I have met this in diff. geometry class which states:
We are to determine if there exists a regular surface in $ R^3 $, $ S = f(u,v) $ with fundamental forms as follows:
$ I = \begin{bmatrix} cos^2(u) & 0 \\ 0 & 1 \\ \end{bmatrix} $
$ II = \begin{bmatrix} 1 & 0 \\ 0 & cos^2(u) \\ \end{bmatrix} $
I know that if S is a compact surface this cannot happen because the Gaussian curvature satisfies $ K=-1 $ and for a compact surface at least one point has positive K but can a general regular surface in $ R^3 $ have these fundamental forms? Also obviously $ cos^2(u) \neq 0 $ as first fundamental form should be invertible. Thanks for the help
There are at least two ways to calculate the Gaussian Curvature, when $M$ is a regular surfaces in $\mathbb R^3$.

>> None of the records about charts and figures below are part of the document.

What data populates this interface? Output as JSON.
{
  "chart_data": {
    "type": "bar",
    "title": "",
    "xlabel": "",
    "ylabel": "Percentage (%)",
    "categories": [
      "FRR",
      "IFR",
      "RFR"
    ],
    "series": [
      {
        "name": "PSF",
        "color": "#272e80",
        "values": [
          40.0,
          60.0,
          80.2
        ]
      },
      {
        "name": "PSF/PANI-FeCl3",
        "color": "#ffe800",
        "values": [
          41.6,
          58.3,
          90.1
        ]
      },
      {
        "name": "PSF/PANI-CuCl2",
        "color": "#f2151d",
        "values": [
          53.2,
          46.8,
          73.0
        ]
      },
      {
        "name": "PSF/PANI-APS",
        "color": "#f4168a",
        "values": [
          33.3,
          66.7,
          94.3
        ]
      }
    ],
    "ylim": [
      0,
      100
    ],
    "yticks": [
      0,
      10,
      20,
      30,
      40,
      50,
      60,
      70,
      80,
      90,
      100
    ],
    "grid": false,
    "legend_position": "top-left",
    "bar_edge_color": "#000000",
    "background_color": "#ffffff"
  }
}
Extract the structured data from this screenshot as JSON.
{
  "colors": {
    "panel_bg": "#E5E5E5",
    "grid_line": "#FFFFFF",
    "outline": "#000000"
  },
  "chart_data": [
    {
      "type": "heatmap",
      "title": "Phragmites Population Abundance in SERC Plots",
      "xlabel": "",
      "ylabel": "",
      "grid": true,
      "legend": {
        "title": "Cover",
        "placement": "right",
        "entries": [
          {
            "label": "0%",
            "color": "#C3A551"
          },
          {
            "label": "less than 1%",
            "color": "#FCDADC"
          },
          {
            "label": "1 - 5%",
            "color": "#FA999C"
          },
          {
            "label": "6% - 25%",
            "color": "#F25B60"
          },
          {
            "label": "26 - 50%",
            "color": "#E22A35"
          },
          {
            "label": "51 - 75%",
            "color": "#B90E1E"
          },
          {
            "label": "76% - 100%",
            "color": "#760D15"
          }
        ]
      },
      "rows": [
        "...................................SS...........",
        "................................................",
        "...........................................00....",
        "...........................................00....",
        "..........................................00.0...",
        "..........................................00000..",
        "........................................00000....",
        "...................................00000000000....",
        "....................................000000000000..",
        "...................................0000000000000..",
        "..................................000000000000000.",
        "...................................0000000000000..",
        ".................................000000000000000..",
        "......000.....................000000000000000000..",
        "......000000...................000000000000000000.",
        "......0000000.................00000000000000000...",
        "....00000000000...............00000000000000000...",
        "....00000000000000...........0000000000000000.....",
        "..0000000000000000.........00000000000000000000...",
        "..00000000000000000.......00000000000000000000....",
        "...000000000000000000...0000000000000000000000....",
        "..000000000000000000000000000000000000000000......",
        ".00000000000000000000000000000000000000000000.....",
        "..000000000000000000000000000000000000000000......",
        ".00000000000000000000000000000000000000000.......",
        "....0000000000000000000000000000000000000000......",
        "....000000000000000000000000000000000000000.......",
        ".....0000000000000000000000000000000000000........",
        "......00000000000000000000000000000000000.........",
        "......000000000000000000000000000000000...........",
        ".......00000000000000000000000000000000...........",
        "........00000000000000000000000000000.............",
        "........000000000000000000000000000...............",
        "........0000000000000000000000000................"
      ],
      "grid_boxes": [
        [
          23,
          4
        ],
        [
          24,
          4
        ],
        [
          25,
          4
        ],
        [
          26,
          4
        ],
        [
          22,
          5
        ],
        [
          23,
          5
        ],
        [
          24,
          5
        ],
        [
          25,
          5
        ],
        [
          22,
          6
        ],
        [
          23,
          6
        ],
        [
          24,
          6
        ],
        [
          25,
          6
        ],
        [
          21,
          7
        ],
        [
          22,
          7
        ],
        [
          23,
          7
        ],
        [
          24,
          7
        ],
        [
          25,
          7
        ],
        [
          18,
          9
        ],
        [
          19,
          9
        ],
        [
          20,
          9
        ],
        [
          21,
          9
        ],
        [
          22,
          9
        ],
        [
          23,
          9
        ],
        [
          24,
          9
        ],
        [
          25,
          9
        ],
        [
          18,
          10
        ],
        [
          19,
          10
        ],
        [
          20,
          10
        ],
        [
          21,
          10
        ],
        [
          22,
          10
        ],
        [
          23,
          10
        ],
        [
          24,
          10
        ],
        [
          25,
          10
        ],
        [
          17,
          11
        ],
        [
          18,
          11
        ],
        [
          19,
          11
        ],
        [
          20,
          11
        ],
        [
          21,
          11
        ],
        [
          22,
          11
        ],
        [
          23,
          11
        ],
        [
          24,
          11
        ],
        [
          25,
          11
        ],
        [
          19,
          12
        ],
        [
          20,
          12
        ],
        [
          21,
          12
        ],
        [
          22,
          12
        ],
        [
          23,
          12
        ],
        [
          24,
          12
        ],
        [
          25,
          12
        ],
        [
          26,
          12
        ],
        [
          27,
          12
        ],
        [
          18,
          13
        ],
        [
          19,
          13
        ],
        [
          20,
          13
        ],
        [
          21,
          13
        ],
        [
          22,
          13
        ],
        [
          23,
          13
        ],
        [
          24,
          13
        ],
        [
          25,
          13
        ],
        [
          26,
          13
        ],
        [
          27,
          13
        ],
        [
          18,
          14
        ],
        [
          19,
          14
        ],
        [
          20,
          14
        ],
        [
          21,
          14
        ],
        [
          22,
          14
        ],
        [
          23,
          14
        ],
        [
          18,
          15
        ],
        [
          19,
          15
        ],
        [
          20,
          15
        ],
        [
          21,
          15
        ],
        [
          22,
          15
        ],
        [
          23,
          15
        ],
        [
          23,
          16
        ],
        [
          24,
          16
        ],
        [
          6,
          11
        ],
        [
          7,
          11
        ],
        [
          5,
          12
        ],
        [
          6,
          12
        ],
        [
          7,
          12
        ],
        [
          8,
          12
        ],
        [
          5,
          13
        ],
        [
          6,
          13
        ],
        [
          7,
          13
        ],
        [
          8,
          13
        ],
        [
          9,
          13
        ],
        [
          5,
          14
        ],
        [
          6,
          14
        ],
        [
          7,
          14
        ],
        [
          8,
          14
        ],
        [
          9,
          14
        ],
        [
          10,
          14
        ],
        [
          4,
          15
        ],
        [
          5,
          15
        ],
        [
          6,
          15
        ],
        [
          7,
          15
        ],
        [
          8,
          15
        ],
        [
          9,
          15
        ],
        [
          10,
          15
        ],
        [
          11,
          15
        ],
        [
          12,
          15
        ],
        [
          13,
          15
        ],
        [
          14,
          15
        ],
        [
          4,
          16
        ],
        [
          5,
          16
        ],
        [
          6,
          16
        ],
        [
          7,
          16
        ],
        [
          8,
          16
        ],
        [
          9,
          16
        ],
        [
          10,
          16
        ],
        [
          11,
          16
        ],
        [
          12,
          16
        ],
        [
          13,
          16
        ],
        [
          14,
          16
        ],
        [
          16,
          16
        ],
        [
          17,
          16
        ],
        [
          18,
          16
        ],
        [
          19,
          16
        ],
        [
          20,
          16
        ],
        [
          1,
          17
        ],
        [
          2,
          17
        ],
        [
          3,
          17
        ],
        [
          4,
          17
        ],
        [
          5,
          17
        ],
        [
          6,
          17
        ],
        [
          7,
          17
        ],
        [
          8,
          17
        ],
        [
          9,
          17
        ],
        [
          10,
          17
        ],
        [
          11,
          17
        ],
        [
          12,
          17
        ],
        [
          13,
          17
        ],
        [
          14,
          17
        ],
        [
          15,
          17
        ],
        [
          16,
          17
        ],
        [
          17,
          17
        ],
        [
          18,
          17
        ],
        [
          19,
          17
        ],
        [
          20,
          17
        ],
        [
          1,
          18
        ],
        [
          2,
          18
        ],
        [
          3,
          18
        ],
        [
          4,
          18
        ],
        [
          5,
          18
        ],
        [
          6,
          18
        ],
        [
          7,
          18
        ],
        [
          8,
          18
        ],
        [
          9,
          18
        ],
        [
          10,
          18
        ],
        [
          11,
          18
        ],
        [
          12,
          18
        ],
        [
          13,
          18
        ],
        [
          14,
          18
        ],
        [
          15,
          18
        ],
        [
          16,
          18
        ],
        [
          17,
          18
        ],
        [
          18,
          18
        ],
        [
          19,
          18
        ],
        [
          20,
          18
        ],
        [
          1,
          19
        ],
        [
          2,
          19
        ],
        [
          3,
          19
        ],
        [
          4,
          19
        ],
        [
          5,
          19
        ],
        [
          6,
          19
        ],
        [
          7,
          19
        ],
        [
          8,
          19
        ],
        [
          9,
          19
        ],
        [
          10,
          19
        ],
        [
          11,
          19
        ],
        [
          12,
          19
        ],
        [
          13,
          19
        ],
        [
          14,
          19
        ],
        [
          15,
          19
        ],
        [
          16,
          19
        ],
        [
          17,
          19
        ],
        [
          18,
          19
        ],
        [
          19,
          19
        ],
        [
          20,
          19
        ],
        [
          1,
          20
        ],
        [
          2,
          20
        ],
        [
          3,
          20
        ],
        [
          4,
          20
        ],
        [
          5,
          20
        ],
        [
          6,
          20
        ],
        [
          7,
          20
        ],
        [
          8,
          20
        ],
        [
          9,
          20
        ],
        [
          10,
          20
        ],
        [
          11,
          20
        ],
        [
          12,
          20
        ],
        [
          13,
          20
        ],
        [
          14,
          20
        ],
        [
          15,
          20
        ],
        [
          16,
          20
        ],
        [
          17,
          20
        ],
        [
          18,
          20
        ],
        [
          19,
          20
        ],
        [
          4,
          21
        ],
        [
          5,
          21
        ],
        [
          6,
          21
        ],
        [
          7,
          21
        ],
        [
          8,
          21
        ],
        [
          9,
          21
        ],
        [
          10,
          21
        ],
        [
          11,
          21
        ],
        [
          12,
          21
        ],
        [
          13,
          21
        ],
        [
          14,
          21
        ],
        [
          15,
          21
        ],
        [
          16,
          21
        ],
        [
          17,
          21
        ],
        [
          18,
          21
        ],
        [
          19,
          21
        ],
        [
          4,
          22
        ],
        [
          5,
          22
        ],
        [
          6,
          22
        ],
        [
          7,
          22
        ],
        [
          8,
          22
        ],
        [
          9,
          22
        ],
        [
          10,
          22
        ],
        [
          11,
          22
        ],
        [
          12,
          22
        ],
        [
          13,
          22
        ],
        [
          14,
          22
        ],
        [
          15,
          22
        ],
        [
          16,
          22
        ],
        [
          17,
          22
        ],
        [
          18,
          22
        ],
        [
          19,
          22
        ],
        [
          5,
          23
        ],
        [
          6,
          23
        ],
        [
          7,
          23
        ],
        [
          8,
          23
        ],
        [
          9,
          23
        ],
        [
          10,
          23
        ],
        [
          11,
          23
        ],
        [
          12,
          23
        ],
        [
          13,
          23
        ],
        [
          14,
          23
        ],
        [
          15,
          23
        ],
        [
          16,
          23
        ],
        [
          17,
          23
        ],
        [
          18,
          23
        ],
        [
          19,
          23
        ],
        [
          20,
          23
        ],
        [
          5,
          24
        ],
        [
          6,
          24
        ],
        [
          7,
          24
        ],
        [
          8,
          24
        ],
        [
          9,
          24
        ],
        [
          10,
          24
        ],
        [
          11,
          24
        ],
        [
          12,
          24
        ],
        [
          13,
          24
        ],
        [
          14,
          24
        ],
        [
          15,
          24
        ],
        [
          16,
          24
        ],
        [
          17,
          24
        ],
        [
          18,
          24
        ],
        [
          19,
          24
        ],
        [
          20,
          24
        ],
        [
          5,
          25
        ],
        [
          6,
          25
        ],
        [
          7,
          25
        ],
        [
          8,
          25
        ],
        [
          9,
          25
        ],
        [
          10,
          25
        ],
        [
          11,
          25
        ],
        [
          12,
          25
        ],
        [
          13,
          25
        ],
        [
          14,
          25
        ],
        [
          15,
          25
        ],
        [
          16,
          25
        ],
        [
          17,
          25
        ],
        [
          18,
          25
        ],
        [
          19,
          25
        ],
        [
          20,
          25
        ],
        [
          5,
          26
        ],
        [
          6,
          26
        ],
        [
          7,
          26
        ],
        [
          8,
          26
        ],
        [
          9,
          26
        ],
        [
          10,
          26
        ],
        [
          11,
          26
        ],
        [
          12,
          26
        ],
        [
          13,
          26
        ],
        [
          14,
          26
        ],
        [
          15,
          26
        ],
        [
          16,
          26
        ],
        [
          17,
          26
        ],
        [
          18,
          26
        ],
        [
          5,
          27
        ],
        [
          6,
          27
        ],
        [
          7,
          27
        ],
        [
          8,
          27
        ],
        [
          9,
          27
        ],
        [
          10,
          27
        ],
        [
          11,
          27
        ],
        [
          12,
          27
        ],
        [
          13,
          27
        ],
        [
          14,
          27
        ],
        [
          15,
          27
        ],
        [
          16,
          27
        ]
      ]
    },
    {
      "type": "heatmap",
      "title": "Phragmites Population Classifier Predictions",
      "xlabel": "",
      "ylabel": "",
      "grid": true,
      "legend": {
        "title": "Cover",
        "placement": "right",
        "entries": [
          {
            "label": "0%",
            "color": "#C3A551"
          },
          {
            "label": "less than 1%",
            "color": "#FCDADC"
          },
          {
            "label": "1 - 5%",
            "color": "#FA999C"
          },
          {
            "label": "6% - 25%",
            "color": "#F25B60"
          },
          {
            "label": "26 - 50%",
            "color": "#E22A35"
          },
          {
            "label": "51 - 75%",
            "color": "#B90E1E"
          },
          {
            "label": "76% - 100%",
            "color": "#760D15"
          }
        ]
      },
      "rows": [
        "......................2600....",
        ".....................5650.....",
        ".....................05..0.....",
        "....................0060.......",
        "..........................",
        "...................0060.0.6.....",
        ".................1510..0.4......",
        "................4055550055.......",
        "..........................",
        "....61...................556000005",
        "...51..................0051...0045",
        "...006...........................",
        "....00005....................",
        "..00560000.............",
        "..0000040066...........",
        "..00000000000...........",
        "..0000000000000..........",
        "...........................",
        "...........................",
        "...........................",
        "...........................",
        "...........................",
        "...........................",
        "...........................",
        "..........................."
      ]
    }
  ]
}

By the second fundamental form: $$ K = \frac{\det II}{\det I} = \frac{\cos^2 u}{\cos^2 u} = 1.$$
By the first fundamental form alone (this equation holds when $F = 0$, there's another formula when $F\neq 0$):
$$ K = -\frac{1}{2\sqrt{EG}} \left(\frac{\partial }{\partial u} \frac{G_u}{\sqrt{EG}} + \frac{\partial}{\partial v} \frac{E_v}{\sqrt{EG}}\right) = 0$$
Thus such a surface do not exist.